Fire
TW: fire
My first memory of my father is from the time he almost killed us in a fire.
He held a parsonage in Woodstock, Connecticut, for maybe a couple of years - I was really too young to know and I sure can’t ask my mother for clarity anymore - but 1979 is the year in question.
I was just over 3 and my sister was an infant.
I’ve come to understand “flashbulb memories“ indicated by such an intense impression on our psyche as to sear an image of said experience, and I suppose this is one of those.
It wasn’t intentional - my first memory of my father isn’t one of him committing arson as is legally defined - but I don’t know if I was able to parse out intent until my teen years; and I sure haven’t addressed this one in therapy.
We were in the kitchen, huddled around the table… I can still see that table and the kitchen counter in the haze of my mind. It seemed a massive kitchen by today‘s standards in an old farmhouse.
The oil lantern which was supplying all of the illumination cast crazy shadows against the walls and ceiling as a storm raged outside. It could have been anywhere between November and February but I don’t remember snow.

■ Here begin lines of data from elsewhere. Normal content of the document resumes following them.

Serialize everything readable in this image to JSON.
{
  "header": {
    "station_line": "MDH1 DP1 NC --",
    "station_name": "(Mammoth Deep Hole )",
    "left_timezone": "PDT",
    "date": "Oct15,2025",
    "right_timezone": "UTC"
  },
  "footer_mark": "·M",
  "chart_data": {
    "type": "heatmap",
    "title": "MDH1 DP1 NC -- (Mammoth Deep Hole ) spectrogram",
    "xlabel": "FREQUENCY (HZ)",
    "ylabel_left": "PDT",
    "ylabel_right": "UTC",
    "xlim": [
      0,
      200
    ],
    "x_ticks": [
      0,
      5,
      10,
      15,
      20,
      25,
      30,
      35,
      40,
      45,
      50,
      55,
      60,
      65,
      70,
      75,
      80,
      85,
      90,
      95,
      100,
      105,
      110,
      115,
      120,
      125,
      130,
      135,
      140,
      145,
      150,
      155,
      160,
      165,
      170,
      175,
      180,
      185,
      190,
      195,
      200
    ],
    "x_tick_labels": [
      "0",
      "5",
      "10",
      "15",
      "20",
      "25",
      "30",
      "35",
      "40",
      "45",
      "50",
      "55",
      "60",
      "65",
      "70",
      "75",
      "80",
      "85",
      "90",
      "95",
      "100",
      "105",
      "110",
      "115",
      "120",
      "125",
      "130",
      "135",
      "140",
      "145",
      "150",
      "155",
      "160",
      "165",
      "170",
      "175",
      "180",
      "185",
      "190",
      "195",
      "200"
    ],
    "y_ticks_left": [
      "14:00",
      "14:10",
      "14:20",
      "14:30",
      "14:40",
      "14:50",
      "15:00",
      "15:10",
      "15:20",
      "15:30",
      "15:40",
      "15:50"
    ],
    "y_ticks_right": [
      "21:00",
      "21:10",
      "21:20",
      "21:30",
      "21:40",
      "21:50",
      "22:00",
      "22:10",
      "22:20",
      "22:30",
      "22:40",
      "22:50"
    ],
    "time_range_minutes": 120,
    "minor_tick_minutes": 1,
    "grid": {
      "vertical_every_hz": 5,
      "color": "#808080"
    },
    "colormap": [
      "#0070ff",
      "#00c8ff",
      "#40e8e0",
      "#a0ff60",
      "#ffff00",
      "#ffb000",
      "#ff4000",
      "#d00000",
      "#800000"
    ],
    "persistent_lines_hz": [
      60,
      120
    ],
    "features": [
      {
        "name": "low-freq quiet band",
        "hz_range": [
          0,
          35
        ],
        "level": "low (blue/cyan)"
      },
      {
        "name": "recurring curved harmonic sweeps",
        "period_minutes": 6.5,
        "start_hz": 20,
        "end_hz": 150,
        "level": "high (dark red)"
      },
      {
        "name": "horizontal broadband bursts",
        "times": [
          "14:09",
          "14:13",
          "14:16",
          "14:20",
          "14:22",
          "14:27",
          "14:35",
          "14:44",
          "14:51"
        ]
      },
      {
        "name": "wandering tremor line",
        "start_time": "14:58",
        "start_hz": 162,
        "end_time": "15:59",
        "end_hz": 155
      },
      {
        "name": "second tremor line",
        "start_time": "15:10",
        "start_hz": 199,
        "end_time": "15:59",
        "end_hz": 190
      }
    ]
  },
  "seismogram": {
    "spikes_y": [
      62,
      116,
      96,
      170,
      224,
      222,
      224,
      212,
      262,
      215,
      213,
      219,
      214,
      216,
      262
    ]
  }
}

And I don’t recall all of the specifics - what I tell myself I do remember was my mother‘s shriek of fear, and the blurred movements of a man trying to save lives.
He knocked the oil over. It was a simple, clumsy, goof of an elbow that sent the can spinning to the floor and a splash of clear oil up onto the wall - my old man dove to grab it hoping to prevent a major ordeal and in doing so, knocked the lit lamp over and into the spilled oil.
My mother‘s brief scream, followed by the tumult of being yanked into her arms with my baby sister and hustled out of the house into the relative safety of the driving rain are part of this flashbulb affair.
That and the look of horror on my father‘s face as the flames leapt up the walls of our kitchen and ended my childish illusion of safety.